The dogs were moved after Major, who is three, caused a “minor injury” to an unnamed person at the White House.

Press Secretary Jen Psaki confirmed that an encounter took place, but denied that they were moved to Delaware because of it. She said they were due to come back soon, but did not say when.

Psaki said that “on Monday, the first family’s younger dog, Major, was surprised by an unfamiliar person and reacted in a way that resulted in a minor injury to the individual.”

Champ, the older Biden dog, was moved along with Major and is due back at the same time.

Psaki said that the dogs were always due to move because it best suited plans by Biden and First Lady Jill Biden.

A source told CNN before Psaki’s briefing that Major had a “biting incident” with a member of White House security, and was sent to Delaware as a result.

But Psaki’s briefing pushed back on the idea that the move was a consequence of the biting.

Psaki said that the injury “was handled by the White House medical unit, with no further treatment needed.”

Sean Sullivan, a White House reporter for The Washington Post, said on Twitter that Major had “nipped” a Secret Service agent’s hand, citing a Secret Service official.
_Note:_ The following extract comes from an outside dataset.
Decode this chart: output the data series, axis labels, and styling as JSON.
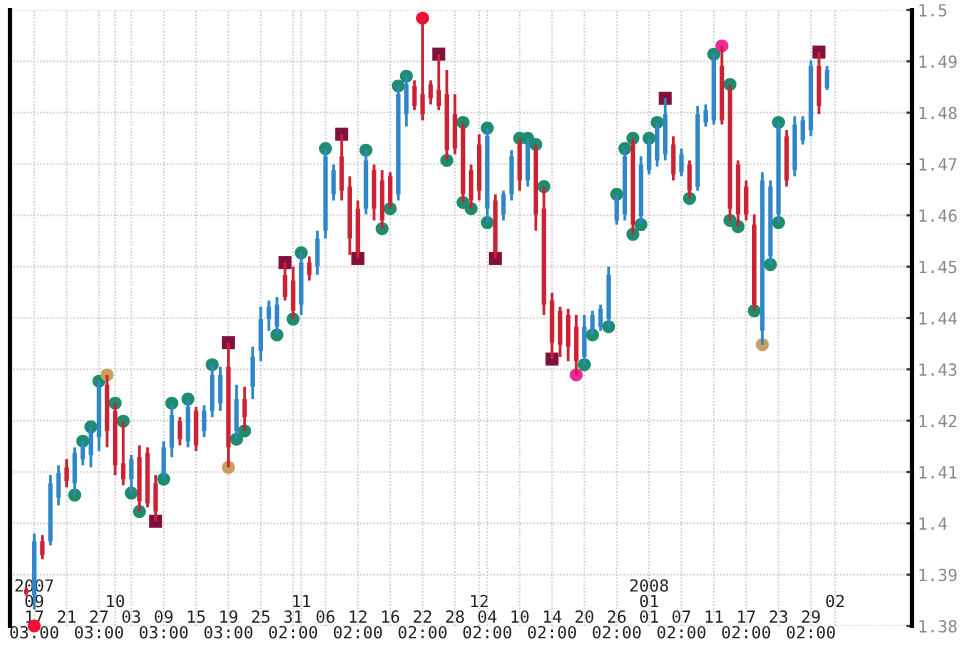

The official said that there was no bleeding or skin puncture, that the injury was “extremely minor”, and that the agent continued their duties. There was said to be “a small mark on the agent’s hand.”

-Sean Sullivan (@WaPoSean) March 10, 2021

CNN reported that Major had previously shown some agitated behaviour, like “charging” at staff, as well as jumping and barking.

Psaki said on Tuesday that both dogs “are still getting acclimated and accustomed to their surroundings and new people.”

The dogs first moved into the White House in January.

As Insider’s Monica Humphries previously reported, Major made history for being the first shelter dog in the White House.